Dans cette perspective, il a choisi de fixer son œil et son objectif sur Bordeaux, qu’il parcourt de fond en comble pour y faire surgir sa vision de la ville. Bulle choix voir savoir répétition contemplation soulagement chose renouvellement découverte exploration repos mémorisation partage machinité pensée prétention domestication accumulation monde matérialisation illusion magie image pudeur admiration.
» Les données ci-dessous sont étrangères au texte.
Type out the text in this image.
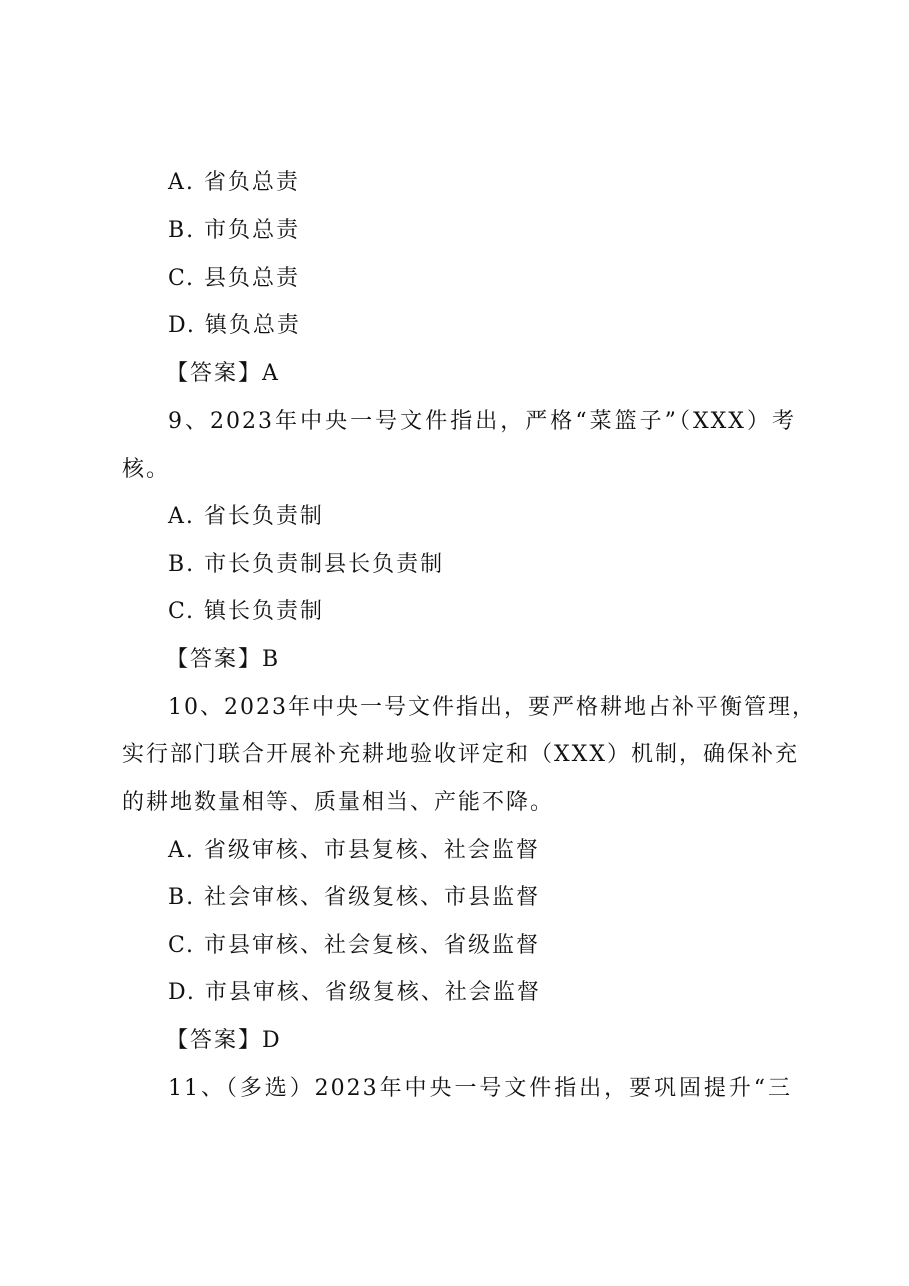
A. 省负总责
B. 市负总责
C. 县负总责
D. 镇负总责
【答案】A
9、2023年中央一号文件指出，严格“菜篮子”（XXX）考
核。
A. 省长负责制
B. 市长负责制县长负责制
C. 镇长负责制
【答案】B
10、2023年中央一号文件指出，要严格耕地占补平衡管理，
实行部门联合开展补充耕地验收评定和（XXX）机制，确保补充
的耕地数量相等、质量相当、产能不降。
A. 省级审核、市县复核、社会监督
B. 社会审核、省级复核、市县监督
C. 市县审核、社会复核、省级监督
D. 市县审核、省级复核、社会监督
【答案】D
11、（多选）2023年中央一号文件指出，要巩固提升“三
Il ne se définit pas comme un véritable photographe mais tel un individu exprimant son point de vue sur ce qui l’entoure. Murs, dallages, carrelages, bitume, faïences, mosaïques, ciment, peintures et ferrailles semblent fusionner dans un univers désertique où l’homme paraît avoir soudainement quitté les lieux. Le photographe accentue un « systématisme » avec la récurrence des motifs : carrelages, herbes sauvages, sols, pas de portes, frontalités, orthogonalité, etc.

Il dit d’ailleurs : L’homme a besoin des systèmes, qu’il crée, comme il a besoin de les détruire. Disons que le reste est de l’ordre du hasard. S’il entre dans les halls et les couloirs des bâtiments rencontrés lors de ses balades, Denis Thomas rend compte de la fuite humaine. Les lieux sont vides et se dégradent progressivement. Certains sont en cours de destruction, ils sont figés et les matériaux brisés nous apparaissent comme des blessures profondes.

En tant qu’architecte d’intérieur, Denis Thomas, exprime une nécessité personnelle de faire le constat désarmant, du gâchis et de l’abandon de lieux livrés à eux-mêmes. Tout ce qui se trouve dans mon champ de vision est bon à voir. Toutes les lumières sont belles à raconter. Ce qui importe à mes yeux, c’est l’instant, guidé par le désir de voir. Puis, s’opère le cadrage, le donner à voir, afin d’immortaliser (29 oct. 2010). Depuis plus d’une dizaine d’années, il partage une relation duelle avec Bordeaux. À travers son œil, nous assistons à une lente métamorphose urbaine, entre constructions et destructions. Son regard, pour l’instant concentré sur Bordeaux, nous promet de nouvelles images au fil des autres villes, des autres territoires qu’il rencontrera à l’avenir.